Le Conseil d'État veut brider Canal+, selon l'AFP
Le tribunal administratif a annulé l'autorisation de rachat de Direct 8 et Direct Star à Canal+ par l'Autorité de la concurrence
En 2011 et 2013, l'Autorité de la concurrence a remis en cause cette fusion: le groupe Canal+ n'a pas respecté ses engagements |
Les juges ont estimé lundi que le groupe acquiert trop de droits de rediffusion des films français récents en clair.
Cette décision ne prendra effet qu'au 1er juillet 2014 pour que, d'ici là, l'Autorité de concurrence puisse réexaminer l'opération et imposer à Canal+ des contraintes supplémentaires, a expliqué le Conseil.
Le Conseil d'Etat n'annule pas le rachat en 2012 des deux chaînes Direct 8 et Direct Star par Canal+ auprès du groupe Bolloré en 2012.
Saisie par les rivaux de Canal+, TF1 et M6, la plus haute juridiction administrative a aussi partiellement annulé l'agrément du Conseil supérieur de l'audiovisuel sur cette opération. En 2011, Bolloré, qui détenait Direct 8 et Direct Star, avait en effet conclu un accord pour en apporter 60% à Vivendi, maison-mère de Canal+. En 2012, l'Autorité de la concurrence et le CSA avaient donné leur accord.
L'Autorité de la concurrence a commis "une erreur d'appréciation", estime le Conseil d'Etat.
Elle a en effet accepté que Canal+ s'engage à ne pas acheter les droits de diffusion de plus de 20 films français par an, à la fois pour la chaîne cryptée (payante) sur Canal+ et en clair, sur ses nouvelles chaînes gratuites de la TNT, rebaptisées D8 et D17.
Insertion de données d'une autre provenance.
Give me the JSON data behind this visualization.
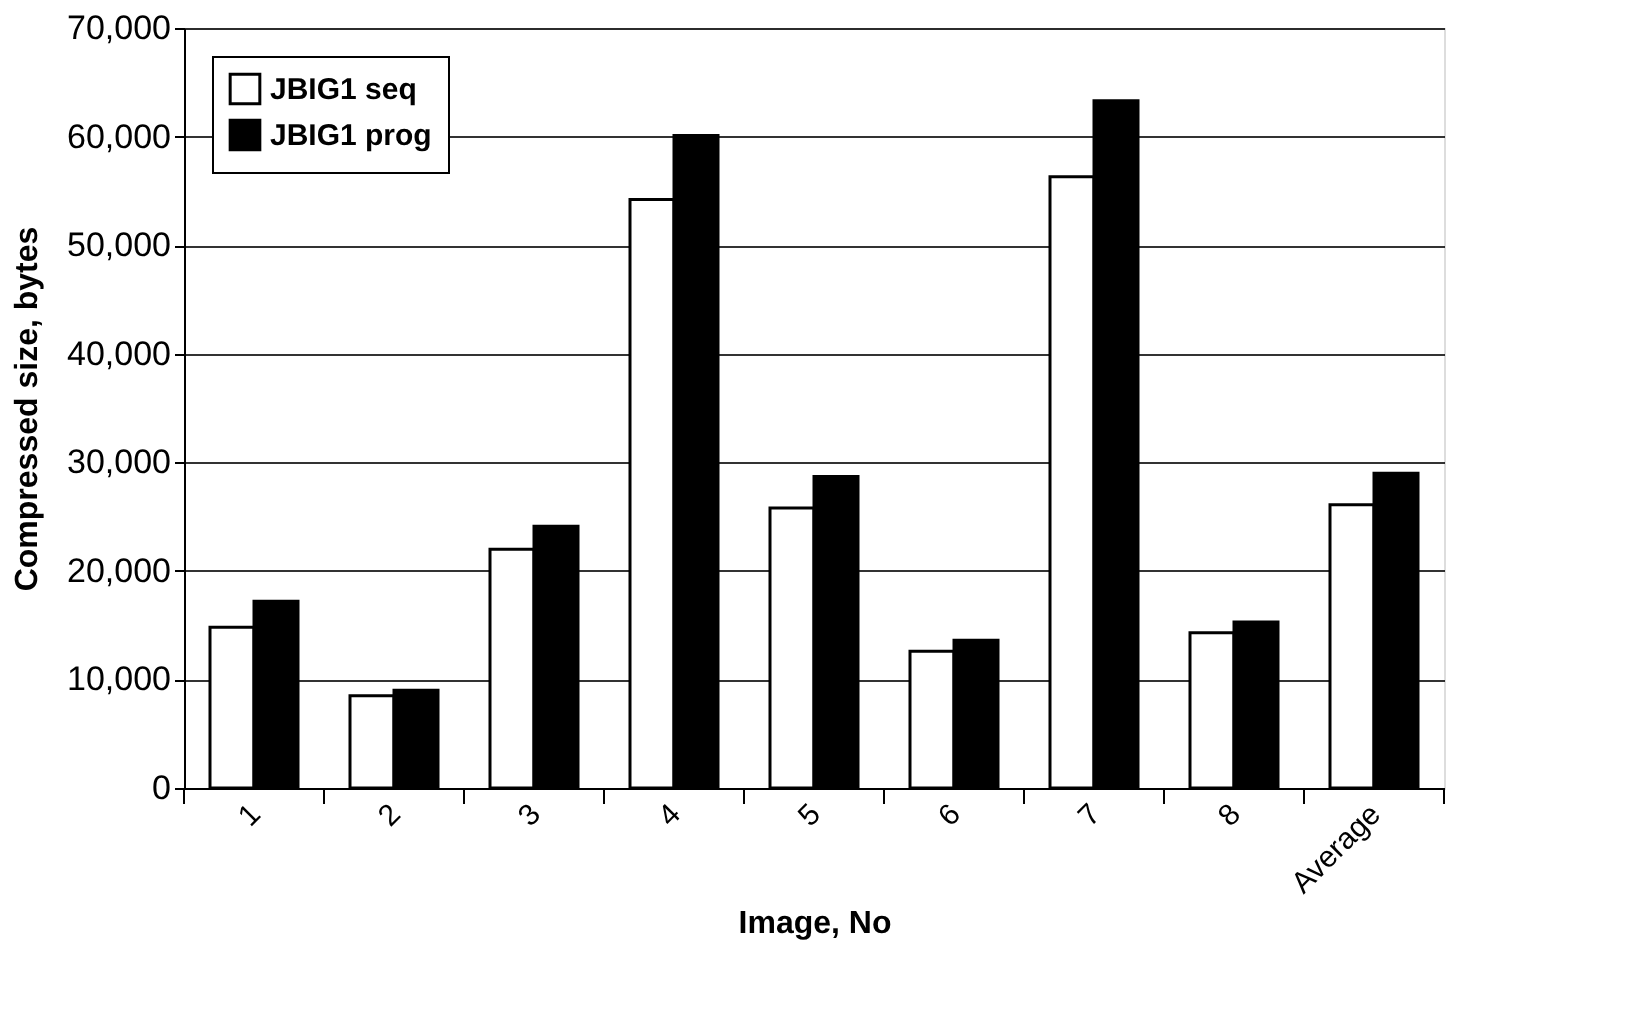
{
  "chart_data": {
    "type": "bar",
    "xlabel": "Image, No",
    "ylabel": "Compressed size, bytes",
    "categories": [
      "1",
      "2",
      "3",
      "4",
      "5",
      "6",
      "7",
      "8",
      "Average"
    ],
    "series": [
      {
        "name": "JBIG1 seq",
        "color": "#ffffff",
        "values": [
          14800,
          8500,
          22000,
          54200,
          25800,
          12600,
          56300,
          14300,
          26100
        ]
      },
      {
        "name": "JBIG1 prog",
        "color": "#000000",
        "values": [
          17200,
          9000,
          24100,
          60100,
          28700,
          13600,
          63300,
          15300,
          29000
        ]
      }
    ],
    "ylim": [
      0,
      70000
    ],
    "yticks": [
      0,
      {
        "value": 10000,
        "label": "10,000"
      },
      {
        "value": 20000,
        "label": "20,000"
      },
      {
        "value": 30000,
        "label": "30,000"
      },
      {
        "value": 40000,
        "label": "40,000"
      },
      {
        "value": 50000,
        "label": "50,000"
      },
      {
        "value": 60000,
        "label": "60,000"
      },
      {
        "value": 70000,
        "label": "70,000"
      }
    ],
    "grid": "y",
    "legend": "top left"
  }
}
Dénonciation d'un conflit d'intérêts
La manigance aurait pu passer inaperçue, avec la complicité des media, mais pour le Conseil, cet engagement sur 20 films maximum ne suffit pas à éviter un monopole de Canal+ sur les droits de rediffusion des films français récents en clair, sachant que la chaîne (co-)produit des films et négocie les droits en même temps, ce qui lui donne une emprise considérable, explique le Conseil.
A titre d'exemple de main mise du groupe sur l'industrie du cinéma, Canal+ est maîtresse d'oeuvre du Festival de Cannes. Sans pudeur, le JDD s'était esbaudi sur les scores d'audience de la cérémonie de clôture 2013, les meilleurs depuis 2006.
Une consolation pour la chaîne après le dérapage dimanche soir sur Twitter, à propos de la Palme d'Or attribuée aux deux rôles principaux de La Vie d'Adèle d'Abdellatif Kechiche qui remporte la Palme d’or, mais se fait recaler -hors des frontières- à la sélection aux Oscar...
Cette palme pourrait d'ailleurs interpeler également le Conseil d'Etat sur la position dominante de la société Pathé et la dynastie Seydoux...
Non seulement Canal+ peut remporter les droits exclusifs -en payant et en clair- pour 20 films, mais pour les autres, la chaîne, compte tenu de son rôle dans le financement de la plupart des films français, peut souvent remporter aussi les droits de diffusion en clair pour les 2ème et 3ème passages télé. Il ne reste aux chaînes rivales que les droits du 1er passage télé.
Ce point particulier des 2ème et 3ème fenêtres de diffusion n'avait pas été couvert par les demandes de l'Autorité de la concurrence en 2012.
Une autre question serait celle de l'exclusivité des droits de retransmissions accordée à France Télévisions: en soutien d'un service public pléthorique en déficit, plutôt que de faire la chasse au gaspi ?
Le Conseil d'Etat a aussi constaté un vice de forme
La décision de l'Autorité de concurrence aurait dû être adoptée par une formation collégiale et non par son seul président, Bruno Lasserre. Cet ex-président du groupe de travail du Commissariat général au Plan sur " l'Etat et les nouvelles technologies de l'information " (1999-2001) est ...conseiller d'Etat !
C'est encore ce Bruno, énarque et grand manitou du monde des media, de l'Internet et des télécoms, qui a rendu en mars dernier un avis sur les conditions d'entrée de Free sur le marché des mobiles. Le gouvernement socialo-écolo lui avait confié le soin de donner son accord avis sur l'accord d'itinérance qui a permis à Free d'utiliser le réseau d'Orange. Une décision (collective?) de l'Autorité de la concurrence prévoit que dès 2016, l'opérateur sera privé du réseau d'Orange dans les zones denses.